The functionality of the compute sites of the WLCG for the ATLAS and CMS experiments is verified by a large number of experiment-specific test jobs. These jobs are steered, controlled, and monitored by the HammerCloud (Schovancová et al., 2019) testing infrastructure. ATLAS HammerCloud runs different functional tests, continuously checking the site status by representative MC simulations (PFT) and analysis jobs (AFT). If these test jobs fail, the site is automatically excluded from the central ATLAS workflow management system (WFMS): only test jobs will be sent to the site until the test jobs succeed again. Thanks to this auto-exclusion mechanism, the success rate of the user jobs is improved, since jobs are then only sent to properly working sites. With job shaping, we aim to speed up auto-exclude and recovery decisions made by HammerCloud. This will be achieved by dynamically adjusting the frequency of test jobs based on the latest test job results. Since the auto-exclude decision is based on several functional test jobs processed on a given site, a delay of any individual job can delay the decision as a whole for the site. Therefore, we have analyzed the average run time and the time to start for all test jobs used for auto-exclusion over a week on all sites. The average run time is well below 30 min, which is following the requirements of efficient functional tests: they should be fast and lightweight in terms of resource utilization. The time-to-start peaks below 20 min, but it also has a long tail up to more than 10 h, as shown in (Figure 1A). Based on these numbers, a 2 -hour run time threshold has been defined.

FIGURE 1

(A) Time-to-start in minutes of HammerCloud functional test jobs used for auto-exclusion and re-inclusion into the ATLAS Grid WFMS. (B) Example histogram from 2020-11-24. Number of job shaping actions every 30 min (empty: increase; filled: decrease) of the parallel running test jobs. In order to speed up the decision time in case of jobs remaining in the state “submitted - waiting to start”, for example, if the current job is just stuck, increasing the number of parallel running test jobs would improve the situation. This “submitted - waiting to start” clogging may be a result of a queue mechanism mis-configuration or high demand for capacity at the site serving demands of multiple experiment in a shared environment, the central job scheduler of the experiment may have only a little wiggling space to attempt to unclog the site; one of the approaches is to avalanche more probing jobs, as the job shaping mechanism does. At the same time, in order to avoid wasting compute resources for unnecessary test jobs, the job shaping mechanism adjusts the number of parallel running jobs dynamically: in case of missing job results, five additional jobs per test type are submitted, and as soon as the tool recognizes jobs which have been finished within the last 2 hours, the number of parallel running jobs is decreased to 1 again. As shown in Figure 1B, the job shaping tool triggers an order of 1,000 increase and decrease actions per day. Considering the different AFT test jobs running on 150 sites and PFT jobs on 200 sites, this translates into roughly one job shaping action per site and one test type per day. The increase and decrease decisions follow a mainly uniform distribution. The isolated spikes which can be seen at 10 a.m., 2 p.m., and 8:30 p.m. are caused by the same set of faulty sites. The increase actions are triggered in three different periods, since the underlying tests have been started at 8 a.m., 12 noon, and 6:30 p.m., respectively. In order to quantify the improvement of the job shaping, we have analyzed the number of sites missing test jobs for the auto-exclusion and re-inclusion decision in the month before enabling job shaping, compared to 10–11 sites afterward. On average, there were 12–14 sites with missing test jobs before enabling job shaping, compared to 10–11 sites afterward.

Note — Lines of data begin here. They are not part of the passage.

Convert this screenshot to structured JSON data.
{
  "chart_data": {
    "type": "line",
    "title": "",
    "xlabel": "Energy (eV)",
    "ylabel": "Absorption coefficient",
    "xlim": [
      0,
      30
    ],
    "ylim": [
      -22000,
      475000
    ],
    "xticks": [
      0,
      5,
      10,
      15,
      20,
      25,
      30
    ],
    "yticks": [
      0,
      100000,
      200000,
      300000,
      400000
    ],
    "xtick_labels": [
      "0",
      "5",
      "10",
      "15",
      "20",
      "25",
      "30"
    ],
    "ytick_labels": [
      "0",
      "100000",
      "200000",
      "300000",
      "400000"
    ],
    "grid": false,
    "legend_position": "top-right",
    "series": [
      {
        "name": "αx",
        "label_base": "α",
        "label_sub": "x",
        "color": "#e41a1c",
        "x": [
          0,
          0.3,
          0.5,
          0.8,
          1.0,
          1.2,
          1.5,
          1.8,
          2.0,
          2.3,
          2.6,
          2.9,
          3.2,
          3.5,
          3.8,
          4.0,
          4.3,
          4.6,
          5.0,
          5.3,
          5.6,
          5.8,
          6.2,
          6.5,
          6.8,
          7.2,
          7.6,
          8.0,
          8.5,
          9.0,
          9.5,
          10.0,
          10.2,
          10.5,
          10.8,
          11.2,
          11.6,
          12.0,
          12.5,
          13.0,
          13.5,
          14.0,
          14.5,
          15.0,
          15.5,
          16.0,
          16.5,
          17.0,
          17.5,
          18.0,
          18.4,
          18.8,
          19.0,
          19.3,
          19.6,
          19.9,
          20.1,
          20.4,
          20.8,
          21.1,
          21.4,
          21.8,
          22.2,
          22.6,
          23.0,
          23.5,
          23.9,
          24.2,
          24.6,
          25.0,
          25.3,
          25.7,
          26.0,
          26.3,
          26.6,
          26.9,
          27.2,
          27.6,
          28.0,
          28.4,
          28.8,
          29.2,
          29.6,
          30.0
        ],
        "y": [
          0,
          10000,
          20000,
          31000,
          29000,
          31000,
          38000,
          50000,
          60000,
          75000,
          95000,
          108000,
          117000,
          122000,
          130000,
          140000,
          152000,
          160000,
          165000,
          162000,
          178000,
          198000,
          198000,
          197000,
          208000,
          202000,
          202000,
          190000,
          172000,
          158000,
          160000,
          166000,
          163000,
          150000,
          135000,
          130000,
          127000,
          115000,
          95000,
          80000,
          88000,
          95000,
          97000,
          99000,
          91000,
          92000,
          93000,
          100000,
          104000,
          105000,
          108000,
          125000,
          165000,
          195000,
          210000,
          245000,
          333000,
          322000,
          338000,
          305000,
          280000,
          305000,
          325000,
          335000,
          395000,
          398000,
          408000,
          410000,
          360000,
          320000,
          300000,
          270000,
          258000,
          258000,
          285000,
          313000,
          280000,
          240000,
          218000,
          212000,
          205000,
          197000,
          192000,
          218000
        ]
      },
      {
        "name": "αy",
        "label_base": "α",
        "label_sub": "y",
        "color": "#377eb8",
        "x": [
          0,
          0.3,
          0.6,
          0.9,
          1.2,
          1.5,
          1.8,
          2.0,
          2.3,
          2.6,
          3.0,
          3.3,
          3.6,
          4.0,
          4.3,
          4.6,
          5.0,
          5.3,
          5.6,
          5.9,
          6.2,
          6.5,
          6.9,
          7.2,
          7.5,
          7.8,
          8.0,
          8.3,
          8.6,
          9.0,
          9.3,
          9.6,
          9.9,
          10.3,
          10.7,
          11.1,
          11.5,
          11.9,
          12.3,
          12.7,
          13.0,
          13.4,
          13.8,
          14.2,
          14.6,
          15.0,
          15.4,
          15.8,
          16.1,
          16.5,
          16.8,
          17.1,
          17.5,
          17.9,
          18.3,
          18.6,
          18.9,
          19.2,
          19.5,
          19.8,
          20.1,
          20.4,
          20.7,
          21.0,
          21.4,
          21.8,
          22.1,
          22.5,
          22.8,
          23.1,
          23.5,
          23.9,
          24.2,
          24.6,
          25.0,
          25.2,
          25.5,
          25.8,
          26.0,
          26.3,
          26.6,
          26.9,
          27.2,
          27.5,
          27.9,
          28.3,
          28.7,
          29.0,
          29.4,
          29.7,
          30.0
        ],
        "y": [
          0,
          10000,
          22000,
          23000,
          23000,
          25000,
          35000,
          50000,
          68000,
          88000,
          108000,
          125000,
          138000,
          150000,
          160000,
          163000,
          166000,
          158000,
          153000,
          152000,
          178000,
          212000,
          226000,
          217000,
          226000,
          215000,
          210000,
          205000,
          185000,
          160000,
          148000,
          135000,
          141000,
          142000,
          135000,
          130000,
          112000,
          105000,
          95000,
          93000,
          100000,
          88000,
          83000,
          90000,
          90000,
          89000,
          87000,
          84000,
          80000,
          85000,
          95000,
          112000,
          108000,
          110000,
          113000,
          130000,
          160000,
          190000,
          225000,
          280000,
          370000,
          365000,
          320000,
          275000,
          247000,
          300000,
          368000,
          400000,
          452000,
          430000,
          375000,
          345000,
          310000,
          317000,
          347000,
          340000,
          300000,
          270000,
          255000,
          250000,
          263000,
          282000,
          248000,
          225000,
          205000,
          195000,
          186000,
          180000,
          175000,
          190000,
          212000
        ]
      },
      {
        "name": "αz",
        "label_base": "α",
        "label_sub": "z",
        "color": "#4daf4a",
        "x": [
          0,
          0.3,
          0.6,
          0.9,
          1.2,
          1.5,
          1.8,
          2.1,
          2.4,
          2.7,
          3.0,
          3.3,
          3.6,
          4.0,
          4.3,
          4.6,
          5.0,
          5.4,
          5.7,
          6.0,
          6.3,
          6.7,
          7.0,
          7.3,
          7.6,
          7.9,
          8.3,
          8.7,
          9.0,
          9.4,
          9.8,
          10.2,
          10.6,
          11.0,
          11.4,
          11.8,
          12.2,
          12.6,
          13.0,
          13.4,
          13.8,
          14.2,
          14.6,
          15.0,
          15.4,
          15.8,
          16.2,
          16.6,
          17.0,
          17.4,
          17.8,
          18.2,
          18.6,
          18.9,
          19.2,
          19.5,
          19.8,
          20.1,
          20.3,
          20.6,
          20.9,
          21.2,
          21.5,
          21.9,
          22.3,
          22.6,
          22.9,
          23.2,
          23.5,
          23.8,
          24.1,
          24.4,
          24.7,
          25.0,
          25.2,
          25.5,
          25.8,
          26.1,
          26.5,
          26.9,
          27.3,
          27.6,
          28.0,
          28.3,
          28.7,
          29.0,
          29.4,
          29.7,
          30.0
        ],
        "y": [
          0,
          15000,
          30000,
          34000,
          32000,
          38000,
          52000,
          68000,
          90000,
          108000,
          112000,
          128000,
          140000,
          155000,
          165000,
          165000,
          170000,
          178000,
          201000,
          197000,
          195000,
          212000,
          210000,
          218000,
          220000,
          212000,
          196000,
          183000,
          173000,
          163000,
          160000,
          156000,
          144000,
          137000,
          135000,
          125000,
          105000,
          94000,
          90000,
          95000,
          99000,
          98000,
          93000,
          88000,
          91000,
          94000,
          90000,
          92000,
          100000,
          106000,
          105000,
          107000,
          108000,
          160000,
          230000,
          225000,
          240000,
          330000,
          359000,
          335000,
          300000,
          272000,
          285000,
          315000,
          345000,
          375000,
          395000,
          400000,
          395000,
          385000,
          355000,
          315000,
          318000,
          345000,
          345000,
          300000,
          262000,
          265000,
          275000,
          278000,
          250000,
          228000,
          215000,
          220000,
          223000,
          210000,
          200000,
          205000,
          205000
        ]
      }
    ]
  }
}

2.16 CMS Intelligent Alert System

Within the CMS experiment, we developed an intelligent alert system to automate our dashboard with SSB and GGUS alerts. The system is based on the Prometheus and AlertManager RESTful APIs to fetch, create, and update new or existing alerts and supplement them with additional information obtained from SSB and GGUS services. First, we developed a general purpose scraper for the GGUS system by fetching its tickets via HTTP end-point in the CSV format. Then, we used CERN MONIT ElasticSearch instance to obtain SSB alerts. Finally, our system processes this information and constructs necessary annotations on a set of dashboards. All parameters are configurable: from various HTTP end-points to regular expressions used in alert matching as well as dashboard tags. We deployed this service in the CMS monitoring cluster, and it is integrated with our Prometheus and AlertManager services. So far, we annotate dashboards related to cmsweb services, which provide service overview for the experiment’s compute services. The current matching expression watches for network and database interventions and outages as well as issues related to the CERN MONIT infrastructure. The annotations are applied on a tag-matching basis, i.e., we put specific tags on our dashboard and use them for HTTP request annotations.

2.17 Jobs Buster

Jobs Buster is an application built within the OpInt framework to detect large groups of job failures and identify the most probable cause. We used a CatBoost library (Prokhorenkova et al., 2019) and the CatBoostClassifier to train a gradient-boosted tree, which were able to predict the outcome status of a job by its features. The CatBoost library provides embedded support of categorical variables and efficient learning. Using a model previously trained on a particular data slice, Jobs Buster extracts the list of features with importance above a threshold of 0.5 and performs a ranking of its values. Groups of feature-value pair sets for failing jobs define clusters that might be identified with a specific source of failure (a particular task fails on a selected grid site due to misconfiguration or some rack in a data center is out of order). Jobs Buster uses eight features that describe a job, such as the site, the user who submitted a task, and the number of required CPU cores. It also preprocesses the text into diagnostic messages, constructing a corpus of words from all words in all messages for a particular time window. When performing the frequency analysis, a custom list of stop words is excluded. All diagnostic messages of a particular job are converted into a hash and then merged into one string. Once each job descriptor has this concatenated diagnosis string, all failed jobs are split into groups by the diagnosis value, and we train models within each group separately as described previously. This tool is continuously assessing jobs from the ATLAS experiment.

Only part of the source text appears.